I am writing an essay for college on Aristotle's doctrine of the Mean. I would appreciate help in
understanding this doctrine.

============

The famous doctrine of the mean states that every human virtue is a 'mean' between two extremes —
one of excess and defect. Each extreme is a vice, and Aristotle examines various virtues in order to
show that this is so. For example courage is a mean between the extremes of fear on one hand and
confidence on the other while modesty a mean between being reserved and being too proud.
Moderation is a mean between indulgence and abstinence. One can think of any number of others.

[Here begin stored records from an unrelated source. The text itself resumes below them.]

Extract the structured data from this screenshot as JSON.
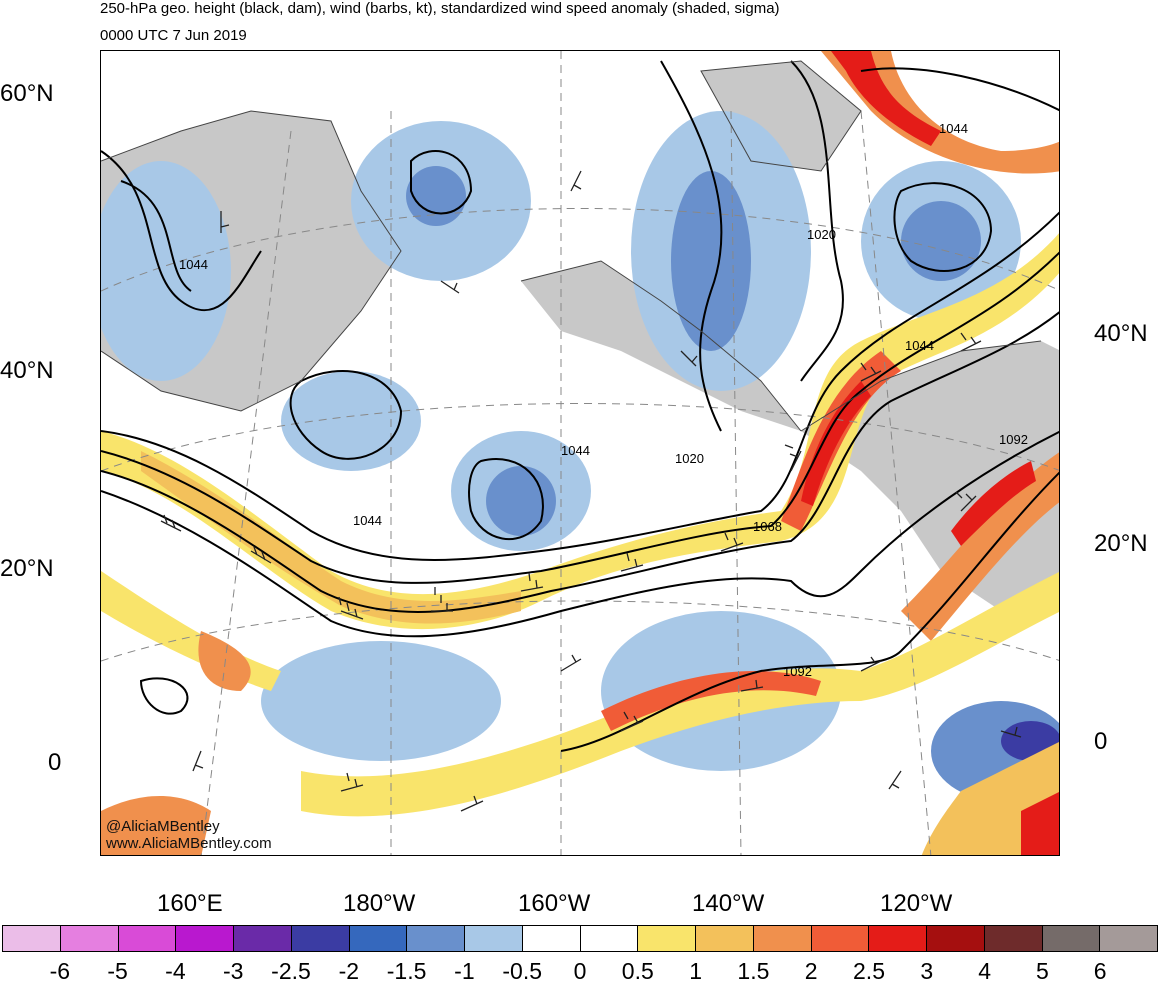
{
  "header": {
    "title": "250-hPa geo. height (black, dam), wind (barbs, kt), standardized wind speed anomaly (shaded, sigma)",
    "subtitle": "0000 UTC 7 Jun 2019"
  },
  "map": {
    "lat_labels_left": [
      "60°N",
      "40°N",
      "20°N",
      "0"
    ],
    "lat_labels_right": [
      "40°N",
      "20°N",
      "0"
    ],
    "lon_labels": [
      "160°E",
      "180°W",
      "160°W",
      "140°W",
      "120°W"
    ],
    "contour_labels": [
      "1044",
      "1044",
      "1020",
      "1044",
      "1044",
      "1044",
      "1020",
      "1068",
      "1092",
      "1092"
    ],
    "credit_handle": "@AliciaMBentley",
    "credit_url": "www.AliciaMBentley.com"
  },
  "colorbar": {
    "colors": [
      "#ebbde8",
      "#e57fe0",
      "#d94bd7",
      "#b918cf",
      "#6a2aa8",
      "#3b3ca3",
      "#3568bd",
      "#6990cc",
      "#a8c8e7",
      "#ffffff",
      "#ffffff",
      "#f9e46b",
      "#f3c15b",
      "#f0904d",
      "#f05c37",
      "#e41c18",
      "#a50f0f",
      "#6e2b2b",
      "#756b69",
      "#a49a99"
    ],
    "labels": [
      "-6",
      "-5",
      "-4",
      "-3",
      "-2.5",
      "-2",
      "-1.5",
      "-1",
      "-0.5",
      "0",
      "0.5",
      "1",
      "1.5",
      "2",
      "2.5",
      "3",
      "4",
      "5",
      "6"
    ]
  }
}
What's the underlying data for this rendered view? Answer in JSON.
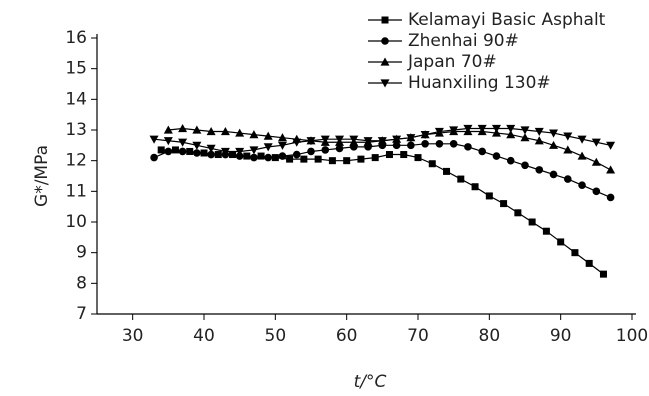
{
  "chart_data": {
    "type": "line",
    "x_label": "t/°C",
    "y_label": "G*/MPa",
    "xlim": [
      25,
      100
    ],
    "xticks": [
      30,
      40,
      50,
      60,
      70,
      80,
      90,
      100
    ],
    "ylim": [
      7,
      16
    ],
    "yticks": [
      7,
      8,
      9,
      10,
      11,
      12,
      13,
      14,
      15,
      16
    ],
    "legend": "upper right",
    "series": [
      {
        "name": "Kelamayi Basic Asphalt",
        "color": "#000000",
        "marker": "square",
        "x": [
          34,
          36,
          38,
          40,
          42,
          44,
          46,
          48,
          50,
          52,
          54,
          56,
          58,
          60,
          62,
          64,
          66,
          68,
          70,
          72,
          74,
          76,
          78,
          80,
          82,
          84,
          86,
          88,
          90,
          92,
          94,
          96
        ],
        "values": [
          12.35,
          12.35,
          12.3,
          12.25,
          12.2,
          12.2,
          12.15,
          12.15,
          12.1,
          12.05,
          12.05,
          12.05,
          12.0,
          12.0,
          12.05,
          12.1,
          12.2,
          12.2,
          12.1,
          11.9,
          11.65,
          11.4,
          11.15,
          10.85,
          10.6,
          10.3,
          10.0,
          9.7,
          9.35,
          9.0,
          8.65,
          8.3
        ]
      },
      {
        "name": "Zhenhai 90#",
        "color": "#000000",
        "marker": "circle",
        "x": [
          33,
          35,
          37,
          39,
          41,
          43,
          45,
          47,
          49,
          51,
          53,
          55,
          57,
          59,
          61,
          63,
          65,
          67,
          69,
          71,
          73,
          75,
          77,
          79,
          81,
          83,
          85,
          87,
          89,
          91,
          93,
          95,
          97
        ],
        "values": [
          12.1,
          12.3,
          12.3,
          12.25,
          12.2,
          12.2,
          12.15,
          12.1,
          12.1,
          12.15,
          12.2,
          12.3,
          12.35,
          12.4,
          12.45,
          12.45,
          12.5,
          12.5,
          12.5,
          12.55,
          12.55,
          12.55,
          12.45,
          12.3,
          12.15,
          12.0,
          11.85,
          11.7,
          11.55,
          11.4,
          11.2,
          11.0,
          10.8
        ]
      },
      {
        "name": "Japan 70#",
        "color": "#000000",
        "marker": "triangle-up",
        "x": [
          35,
          37,
          39,
          41,
          43,
          45,
          47,
          49,
          51,
          53,
          55,
          57,
          59,
          61,
          63,
          65,
          67,
          69,
          71,
          73,
          75,
          77,
          79,
          81,
          83,
          85,
          87,
          89,
          91,
          93,
          95,
          97
        ],
        "values": [
          13.0,
          13.05,
          13.0,
          12.95,
          12.95,
          12.9,
          12.85,
          12.8,
          12.75,
          12.7,
          12.65,
          12.6,
          12.6,
          12.6,
          12.6,
          12.65,
          12.7,
          12.75,
          12.85,
          12.9,
          12.95,
          12.95,
          12.95,
          12.9,
          12.85,
          12.75,
          12.65,
          12.5,
          12.35,
          12.15,
          11.95,
          11.7
        ]
      },
      {
        "name": "Huanxiling 130#",
        "color": "#000000",
        "marker": "triangle-down",
        "x": [
          33,
          35,
          37,
          39,
          41,
          43,
          45,
          47,
          49,
          51,
          53,
          55,
          57,
          59,
          61,
          63,
          65,
          67,
          69,
          71,
          73,
          75,
          77,
          79,
          81,
          83,
          85,
          87,
          89,
          91,
          93,
          95,
          97
        ],
        "values": [
          12.7,
          12.65,
          12.6,
          12.5,
          12.4,
          12.3,
          12.3,
          12.35,
          12.45,
          12.5,
          12.6,
          12.65,
          12.7,
          12.7,
          12.7,
          12.65,
          12.65,
          12.7,
          12.75,
          12.85,
          12.95,
          13.0,
          13.05,
          13.05,
          13.05,
          13.05,
          13.0,
          12.95,
          12.9,
          12.8,
          12.7,
          12.6,
          12.5
        ]
      }
    ]
  }
}
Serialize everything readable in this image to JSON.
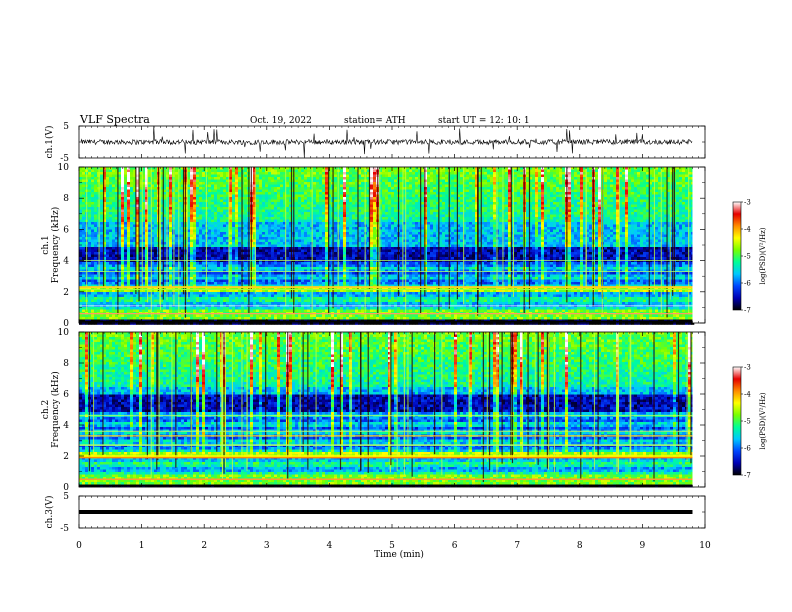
{
  "header": {
    "title": "VLF Spectra",
    "date": "Oct. 19, 2022",
    "station": "station= ATH",
    "start": "start  UT  =   12: 10: 1"
  },
  "chart_data": [
    {
      "type": "line",
      "panel": "ch1-waveform",
      "ylabel": "ch.1(V)",
      "yticks": [
        "5",
        "-5"
      ],
      "ylim": [
        -5,
        5
      ],
      "xlim": [
        0,
        10
      ],
      "x_end_data": 9.8,
      "description_values": {
        "baseline": 0,
        "noise_amplitude": 1.2
      }
    },
    {
      "type": "heatmap",
      "panel": "ch1-spectrogram",
      "ylabel": "ch.1",
      "ylabel2": "Frequency  (kHz)",
      "ylim": [
        0,
        10
      ],
      "yticks": [
        "0",
        "2",
        "4",
        "6",
        "8",
        "10"
      ],
      "xlim": [
        0,
        10
      ],
      "x_end_data": 9.8,
      "dark_band_khz": [
        4.0,
        5.0
      ],
      "colorbar": {
        "label": "log(PSD)(V²/Hz)",
        "range": [
          -7,
          -3
        ],
        "ticks": [
          "-3",
          "-4",
          "-5",
          "-6",
          "-7"
        ]
      }
    },
    {
      "type": "heatmap",
      "panel": "ch2-spectrogram",
      "ylabel": "ch.2",
      "ylabel2": "Frequency  (kHz)",
      "ylim": [
        0,
        10
      ],
      "yticks": [
        "0",
        "2",
        "4",
        "6",
        "8",
        "10"
      ],
      "xlim": [
        0,
        10
      ],
      "x_end_data": 9.8,
      "dark_band_khz": [
        5.0,
        6.0
      ],
      "colorbar": {
        "label": "log(PSD)(V²/Hz)",
        "range": [
          -7,
          -3
        ],
        "ticks": [
          "-3",
          "-4",
          "-5",
          "-6",
          "-7"
        ]
      }
    },
    {
      "type": "line",
      "panel": "ch3-waveform",
      "ylabel": "ch.3(V)",
      "yticks": [
        "5",
        "-5"
      ],
      "ylim": [
        -5,
        5
      ],
      "xlim": [
        0,
        10
      ],
      "x_end_data": 9.8,
      "description_values": {
        "baseline": 0
      }
    }
  ],
  "xaxis": {
    "label": "Time  (min)",
    "ticks": [
      "0",
      "1",
      "2",
      "3",
      "4",
      "5",
      "6",
      "7",
      "8",
      "9",
      "10"
    ]
  },
  "colors": {
    "scale": [
      "#000000",
      "#0000b4",
      "#0046ff",
      "#00c8ff",
      "#00ff96",
      "#78ff00",
      "#ffff00",
      "#ff8c00",
      "#e60000",
      "#ffffff"
    ]
  }
}
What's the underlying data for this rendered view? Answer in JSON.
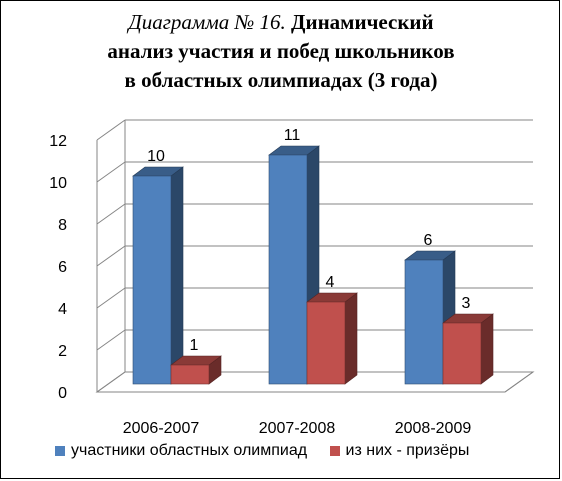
{
  "title": {
    "italic": "Диаграмма № 16.",
    "line1_rest": "Динамический",
    "line2": "анализ участия и побед школьников",
    "line3": "в областных олимпиадах (3 года)"
  },
  "chart_data": {
    "type": "bar",
    "categories": [
      "2006-2007",
      "2007-2008",
      "2008-2009"
    ],
    "series": [
      {
        "name": "участники областных олимпиад",
        "values": [
          10,
          11,
          6
        ],
        "color": "#4f81bd"
      },
      {
        "name": "из них - призёры",
        "values": [
          1,
          4,
          3
        ],
        "color": "#c0504d"
      }
    ],
    "yticks": [
      "0",
      "2",
      "4",
      "6",
      "8",
      "10",
      "12"
    ],
    "ylim": [
      0,
      12
    ],
    "grid": true,
    "legend": "bottom",
    "style": "3d"
  }
}
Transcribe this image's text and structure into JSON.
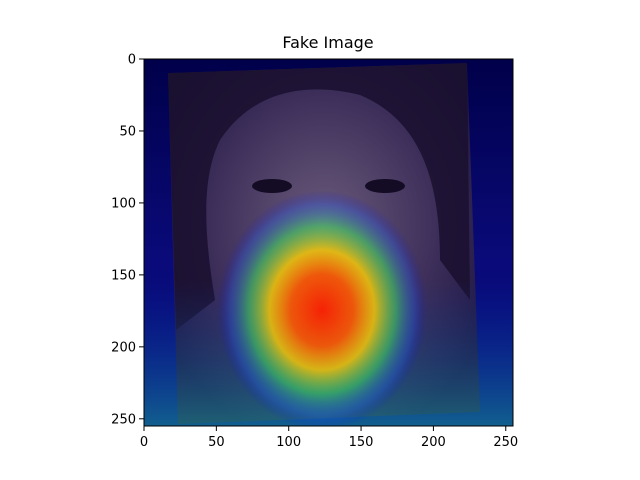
{
  "chart_data": {
    "type": "heatmap",
    "title": "Fake Image",
    "xlabel": "",
    "ylabel": "",
    "xlim": [
      0,
      255
    ],
    "ylim": [
      255,
      0
    ],
    "x_ticks": [
      0,
      50,
      100,
      150,
      200,
      250
    ],
    "y_ticks": [
      0,
      50,
      100,
      150,
      200,
      250
    ],
    "grid": false,
    "image_description": "Grad-CAM heatmap overlay on a face photo; activation peaks over the mouth/lips region",
    "hotspot": {
      "center": [
        115,
        190
      ],
      "peak_level": 1.0
    },
    "colormap": [
      "#00007f",
      "#0000ff",
      "#00ffff",
      "#ffff00",
      "#ff0000"
    ]
  }
}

It seems far from complete however; truthfulness for example does not fit into this scheme. According
to Aristotle (Nicomachean Ethics1108) truthfulness comes between boastfulness and false modesty.
But this is a restriction of 'truth' to truthfulness about ourselves. So the resulting theory is a bit bland
and seems to boil down to the claim that sensible and mature reflection is sufficient to answer serious
ethical questions.

Aristotle notes that it is difficult to apply these descriptions to particular cases and thinks that ethics is
an imprecise discipline; modern moral philosophers think that this is where things start to get
interesting, however, not where they end. To characterise virtues so generally seems hardly
adequate. On a more humourous note, Bertrand Russell gives the example of a mayor who adopted
Aristotle's scheme. At the end of his term of office this mayor announced in a speech that he had tried
to steer the narrow line between partiality on the one hand and impartiality on the other. Russell
would be right to think that 'the view of truthfulness as a "mean" seems scarcely less absurd'.